When is a pandemic over?


Consider this unfortunately familiar scenario.
Several months ago a highly infectious, sometimes deadly respiratory virus
infected humans for the first time.
It then proliferated faster than public health measures
could contain it.
Now the World Health Organization (WHO) has declared a pandemic,
meaning that it’s spreading worldwide.
The death toll is starting to rise and everyone is asking the same question:
when will the pandemic end?
The WHO will likely declare the pandemic over
once the infection is mostly contained
and rates of transmission drop significantly throughout the world.
But exactly when that happens depends on what global governments choose to do next.
They have three main options:
Race through it, Delay and Vaccinate, or Coordinate and Crush.
One is widely considered best, and it may not be the one you think.
In the first, governments and communities do nothing to halt the spread
and instead allow people to be exposed as quickly as possible.
Without time to study the virus,
doctors know little about how to save their patients,
and hospitals reach peak capacity almost immediately.
Somewhere in the range of millions to hundreds of millions of people die,
either from the virus or the collapse of health care systems.
Soon the majority of people have been infected
and either perished or survived by building up their immune responses.
Around this point herd immunity kicks in,
where the virus can no longer find new hosts.
So the pandemic fizzles out a short time after it began.
But there’s another way to create herd immunity
without such a high cost of life.
Let’s reset the clock to the moment the WHO declared the pandemic.
This time, governments and communities around the world
slow the spread of the virus to give research facilities time
to produce a vaccine.
They buy this crucial time through tactics that may include widespread testing
to identify carriers,
quarantining the infected and people they’ve interacted with,
and physical distancing.
Even with these measures in place, the virus slowly spreads,
causing up to hundreds of thousands of deaths.
Some cities get the outbreak under control and go back to business as usual,
only to have a resurgence
and return to physical distancing when a new case passes through.
Within the next several years,
one or possibly several vaccines become widely, and hopefully freely, available
thanks to a worldwide effort.
Once 40-90% of the population has received it—
the precise amount varying based on the virus—
herd immunity kicks in, and the pandemic fizzles out.
Let’s rewind the clock one more time, to consider the final strategy:
Coordinate and Crush.
The idea here is to simultaneously starve the virus, everywhere,
through a combination of quarantine, social distancing, and restricting travel.
The critical factor is to synchronize responses.

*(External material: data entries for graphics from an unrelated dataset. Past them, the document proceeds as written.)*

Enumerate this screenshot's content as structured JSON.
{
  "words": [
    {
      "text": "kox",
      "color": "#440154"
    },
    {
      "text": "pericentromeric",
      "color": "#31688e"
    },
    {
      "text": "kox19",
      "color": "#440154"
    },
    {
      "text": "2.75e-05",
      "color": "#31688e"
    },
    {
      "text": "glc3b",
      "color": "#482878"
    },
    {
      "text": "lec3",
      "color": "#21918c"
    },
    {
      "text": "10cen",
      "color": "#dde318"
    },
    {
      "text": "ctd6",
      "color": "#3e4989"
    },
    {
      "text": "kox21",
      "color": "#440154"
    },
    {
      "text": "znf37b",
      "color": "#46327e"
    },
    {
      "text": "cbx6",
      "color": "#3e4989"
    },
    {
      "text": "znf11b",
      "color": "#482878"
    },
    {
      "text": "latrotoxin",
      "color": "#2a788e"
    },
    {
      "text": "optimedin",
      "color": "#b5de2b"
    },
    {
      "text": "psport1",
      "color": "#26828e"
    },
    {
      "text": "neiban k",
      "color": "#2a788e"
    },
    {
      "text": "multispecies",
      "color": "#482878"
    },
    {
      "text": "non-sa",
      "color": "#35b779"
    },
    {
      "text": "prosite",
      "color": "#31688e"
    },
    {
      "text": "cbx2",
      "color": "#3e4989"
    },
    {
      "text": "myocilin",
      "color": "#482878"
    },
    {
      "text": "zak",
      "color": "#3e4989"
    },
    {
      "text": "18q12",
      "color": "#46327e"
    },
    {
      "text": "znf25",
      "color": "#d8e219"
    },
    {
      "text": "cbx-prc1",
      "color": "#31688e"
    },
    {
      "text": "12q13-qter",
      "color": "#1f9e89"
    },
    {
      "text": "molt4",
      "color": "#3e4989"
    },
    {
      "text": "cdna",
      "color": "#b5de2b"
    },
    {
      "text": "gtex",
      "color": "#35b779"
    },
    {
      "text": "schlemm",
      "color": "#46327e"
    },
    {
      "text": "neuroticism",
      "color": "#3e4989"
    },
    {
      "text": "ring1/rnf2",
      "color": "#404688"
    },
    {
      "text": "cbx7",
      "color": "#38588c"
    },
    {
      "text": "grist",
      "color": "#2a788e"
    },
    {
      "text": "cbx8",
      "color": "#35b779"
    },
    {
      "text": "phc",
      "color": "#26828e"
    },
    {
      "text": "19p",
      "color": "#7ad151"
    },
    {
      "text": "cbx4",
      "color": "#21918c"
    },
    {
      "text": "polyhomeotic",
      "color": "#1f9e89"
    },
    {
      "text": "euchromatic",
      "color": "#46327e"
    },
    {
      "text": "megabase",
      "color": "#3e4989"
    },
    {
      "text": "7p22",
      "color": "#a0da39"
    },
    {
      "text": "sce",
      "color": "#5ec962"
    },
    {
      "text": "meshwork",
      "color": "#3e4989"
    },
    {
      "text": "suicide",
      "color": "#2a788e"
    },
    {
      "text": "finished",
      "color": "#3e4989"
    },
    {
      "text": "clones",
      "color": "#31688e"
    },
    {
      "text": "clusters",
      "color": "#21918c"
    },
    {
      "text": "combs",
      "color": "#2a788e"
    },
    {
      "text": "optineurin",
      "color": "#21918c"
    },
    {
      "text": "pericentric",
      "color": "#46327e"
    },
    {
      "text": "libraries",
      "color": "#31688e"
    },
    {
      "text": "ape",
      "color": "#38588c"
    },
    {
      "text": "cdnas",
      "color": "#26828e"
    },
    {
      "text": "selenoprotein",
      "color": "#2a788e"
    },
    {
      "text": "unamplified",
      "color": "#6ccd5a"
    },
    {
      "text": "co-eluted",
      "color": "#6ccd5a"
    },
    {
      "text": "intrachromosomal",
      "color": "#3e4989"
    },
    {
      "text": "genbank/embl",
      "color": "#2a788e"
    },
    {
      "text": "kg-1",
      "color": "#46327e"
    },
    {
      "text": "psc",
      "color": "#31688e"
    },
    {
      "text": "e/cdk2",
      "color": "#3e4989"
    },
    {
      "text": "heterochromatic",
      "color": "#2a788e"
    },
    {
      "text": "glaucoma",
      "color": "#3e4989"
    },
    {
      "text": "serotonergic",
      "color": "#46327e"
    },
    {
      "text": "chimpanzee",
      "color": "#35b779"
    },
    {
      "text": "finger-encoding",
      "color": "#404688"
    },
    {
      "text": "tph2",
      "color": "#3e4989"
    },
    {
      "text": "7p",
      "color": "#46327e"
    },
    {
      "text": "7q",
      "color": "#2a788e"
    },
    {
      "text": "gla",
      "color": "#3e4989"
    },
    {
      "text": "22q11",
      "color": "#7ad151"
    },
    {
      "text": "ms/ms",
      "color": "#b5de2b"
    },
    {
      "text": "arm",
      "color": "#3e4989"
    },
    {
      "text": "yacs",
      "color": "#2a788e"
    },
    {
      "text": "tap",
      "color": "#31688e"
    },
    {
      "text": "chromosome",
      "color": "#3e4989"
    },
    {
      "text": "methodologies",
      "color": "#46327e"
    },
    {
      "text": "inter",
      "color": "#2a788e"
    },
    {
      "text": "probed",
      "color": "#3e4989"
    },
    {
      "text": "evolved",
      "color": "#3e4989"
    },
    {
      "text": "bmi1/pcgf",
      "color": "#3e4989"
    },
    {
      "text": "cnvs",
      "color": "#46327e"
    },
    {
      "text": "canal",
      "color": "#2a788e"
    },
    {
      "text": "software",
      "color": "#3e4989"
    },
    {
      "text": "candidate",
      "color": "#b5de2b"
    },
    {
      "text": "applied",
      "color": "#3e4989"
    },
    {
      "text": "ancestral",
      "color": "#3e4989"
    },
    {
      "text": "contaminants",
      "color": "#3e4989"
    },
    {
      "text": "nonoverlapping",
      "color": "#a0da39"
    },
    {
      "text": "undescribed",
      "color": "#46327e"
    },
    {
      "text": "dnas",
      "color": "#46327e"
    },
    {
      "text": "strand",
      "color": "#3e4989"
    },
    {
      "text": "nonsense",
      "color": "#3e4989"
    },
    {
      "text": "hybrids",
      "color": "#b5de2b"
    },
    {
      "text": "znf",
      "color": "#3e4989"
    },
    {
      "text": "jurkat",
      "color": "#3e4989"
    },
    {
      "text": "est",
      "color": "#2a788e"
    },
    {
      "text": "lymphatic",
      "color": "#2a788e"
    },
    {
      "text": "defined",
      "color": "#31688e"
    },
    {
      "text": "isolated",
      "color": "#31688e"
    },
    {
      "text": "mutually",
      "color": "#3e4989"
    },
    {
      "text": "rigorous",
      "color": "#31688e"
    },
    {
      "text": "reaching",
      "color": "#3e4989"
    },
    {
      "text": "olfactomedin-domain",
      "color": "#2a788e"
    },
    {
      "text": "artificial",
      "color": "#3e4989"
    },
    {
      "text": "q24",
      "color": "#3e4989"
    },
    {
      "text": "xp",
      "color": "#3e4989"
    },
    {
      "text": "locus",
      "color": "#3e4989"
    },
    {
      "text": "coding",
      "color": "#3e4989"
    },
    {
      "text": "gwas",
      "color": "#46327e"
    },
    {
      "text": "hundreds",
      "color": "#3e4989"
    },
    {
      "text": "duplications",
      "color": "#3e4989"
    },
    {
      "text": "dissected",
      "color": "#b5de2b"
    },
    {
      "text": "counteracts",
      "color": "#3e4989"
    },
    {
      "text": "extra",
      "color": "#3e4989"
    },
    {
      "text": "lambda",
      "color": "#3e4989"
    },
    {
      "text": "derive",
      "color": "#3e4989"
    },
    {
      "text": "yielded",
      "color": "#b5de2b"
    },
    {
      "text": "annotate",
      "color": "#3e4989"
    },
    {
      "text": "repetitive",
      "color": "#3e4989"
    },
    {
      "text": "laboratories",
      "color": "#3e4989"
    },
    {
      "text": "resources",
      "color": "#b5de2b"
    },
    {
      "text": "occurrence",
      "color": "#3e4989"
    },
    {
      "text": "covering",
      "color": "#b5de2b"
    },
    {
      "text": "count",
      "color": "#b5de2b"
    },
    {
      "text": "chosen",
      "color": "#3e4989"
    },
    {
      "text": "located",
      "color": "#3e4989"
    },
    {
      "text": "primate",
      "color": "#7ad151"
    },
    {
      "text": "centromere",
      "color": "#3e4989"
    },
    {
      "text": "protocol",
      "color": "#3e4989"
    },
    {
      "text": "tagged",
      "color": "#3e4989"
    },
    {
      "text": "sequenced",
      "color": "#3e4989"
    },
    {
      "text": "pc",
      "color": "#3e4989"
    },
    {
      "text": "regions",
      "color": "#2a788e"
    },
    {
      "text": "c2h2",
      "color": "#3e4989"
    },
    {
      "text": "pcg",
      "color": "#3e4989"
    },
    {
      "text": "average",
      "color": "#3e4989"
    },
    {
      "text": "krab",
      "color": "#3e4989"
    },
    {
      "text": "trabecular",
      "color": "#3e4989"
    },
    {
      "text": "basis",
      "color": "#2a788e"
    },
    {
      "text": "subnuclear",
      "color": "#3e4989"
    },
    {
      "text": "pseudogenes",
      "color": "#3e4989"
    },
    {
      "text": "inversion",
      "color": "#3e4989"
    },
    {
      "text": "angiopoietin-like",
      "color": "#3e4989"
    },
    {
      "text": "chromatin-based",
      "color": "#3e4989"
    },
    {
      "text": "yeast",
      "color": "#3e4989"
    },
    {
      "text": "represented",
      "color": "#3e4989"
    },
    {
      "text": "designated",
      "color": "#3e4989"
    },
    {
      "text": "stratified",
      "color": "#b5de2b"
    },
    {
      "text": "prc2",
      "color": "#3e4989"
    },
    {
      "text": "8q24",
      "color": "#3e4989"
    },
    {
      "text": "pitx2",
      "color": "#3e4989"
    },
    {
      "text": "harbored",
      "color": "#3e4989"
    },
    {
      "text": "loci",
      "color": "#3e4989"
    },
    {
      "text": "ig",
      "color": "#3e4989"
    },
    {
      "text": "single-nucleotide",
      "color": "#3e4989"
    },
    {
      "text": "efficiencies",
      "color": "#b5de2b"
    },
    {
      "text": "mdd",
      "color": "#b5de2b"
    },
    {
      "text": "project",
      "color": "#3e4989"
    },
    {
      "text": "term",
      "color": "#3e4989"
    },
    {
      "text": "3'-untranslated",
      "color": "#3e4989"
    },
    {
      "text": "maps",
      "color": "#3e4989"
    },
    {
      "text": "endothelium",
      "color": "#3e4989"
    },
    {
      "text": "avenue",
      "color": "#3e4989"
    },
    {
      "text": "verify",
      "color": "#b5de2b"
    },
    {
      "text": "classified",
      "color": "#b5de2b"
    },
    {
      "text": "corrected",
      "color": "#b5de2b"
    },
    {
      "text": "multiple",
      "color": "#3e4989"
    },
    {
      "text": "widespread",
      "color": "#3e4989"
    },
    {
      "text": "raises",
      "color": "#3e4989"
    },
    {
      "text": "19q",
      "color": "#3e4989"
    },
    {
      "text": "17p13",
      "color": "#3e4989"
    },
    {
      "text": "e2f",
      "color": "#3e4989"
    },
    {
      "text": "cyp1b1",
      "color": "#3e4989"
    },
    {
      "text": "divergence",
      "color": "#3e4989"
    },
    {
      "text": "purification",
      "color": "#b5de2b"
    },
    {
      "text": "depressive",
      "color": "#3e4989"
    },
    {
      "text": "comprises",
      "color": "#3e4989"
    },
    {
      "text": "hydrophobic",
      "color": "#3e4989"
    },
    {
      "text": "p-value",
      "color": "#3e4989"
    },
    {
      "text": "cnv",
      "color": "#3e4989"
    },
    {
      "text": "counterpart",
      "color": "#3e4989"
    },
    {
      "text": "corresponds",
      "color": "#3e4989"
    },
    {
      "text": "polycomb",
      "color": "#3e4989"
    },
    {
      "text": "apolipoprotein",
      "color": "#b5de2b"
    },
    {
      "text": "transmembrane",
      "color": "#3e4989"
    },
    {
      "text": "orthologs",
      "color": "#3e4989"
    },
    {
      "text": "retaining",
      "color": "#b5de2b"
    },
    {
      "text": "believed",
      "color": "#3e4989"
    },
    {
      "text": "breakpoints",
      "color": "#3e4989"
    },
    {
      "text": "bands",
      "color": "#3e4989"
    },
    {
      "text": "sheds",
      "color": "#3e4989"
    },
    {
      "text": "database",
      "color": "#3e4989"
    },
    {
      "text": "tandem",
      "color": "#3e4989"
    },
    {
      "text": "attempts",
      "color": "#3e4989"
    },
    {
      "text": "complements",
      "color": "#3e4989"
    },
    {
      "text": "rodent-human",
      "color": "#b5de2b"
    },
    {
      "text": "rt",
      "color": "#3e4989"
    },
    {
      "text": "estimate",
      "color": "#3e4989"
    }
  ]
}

In a typical pandemic, when one country is peaking,
another may be getting its first cases.
Instead of every leader responding to what’s happening in their jurisdiction,
here everyone must treat the world as the giant interconnected system it is.
If coordinated properly, this could end a pandemic in just a few months,
with low loss of life.
But unless the virus is completely eradicated— which is highly unlikely—
there will be risks of it escalating to pandemic levels once again.
And factors like animals carrying and transmitting the virus
might undermine our best efforts altogether.
So which strategy is best for this deadly, infectious respiratory virus?
Racing through it is a quick fix, but would be a global catastrophe,
and may not work at all if people can be reinfected.
Crushing the virus through Coordination alone is also enticing for its speed,
but only reliable with true and nearly impossible global cooperation.
That’s why vaccination, assisted by as much global coordination as possible,
is generally considered to be the winner;
it’s the slow, steady, and proven option in the race.
Even if the pandemic officially ends before a vaccine is ready,
the virus may reappear seasonally, so vaccines will continue to protect people.
And although it may take years to create,
disruptions to most people’s lives won’t necessarily last the full duration.
Breakthroughs in treatment and prevention of symptoms
can make viruses much less dangerous,
and therefore require less extreme containment measures.
Take heart: the pandemic will end.
Its legacy will be long-lasting, but not all bad;
the breakthroughs, social services, and systems we develop
can be used to the betterment of everyone.
And if we take inspiration from the successes
and lessons from the failures,
we can keep the next potential pandemic so contained
that our children’s children won’t even know its name.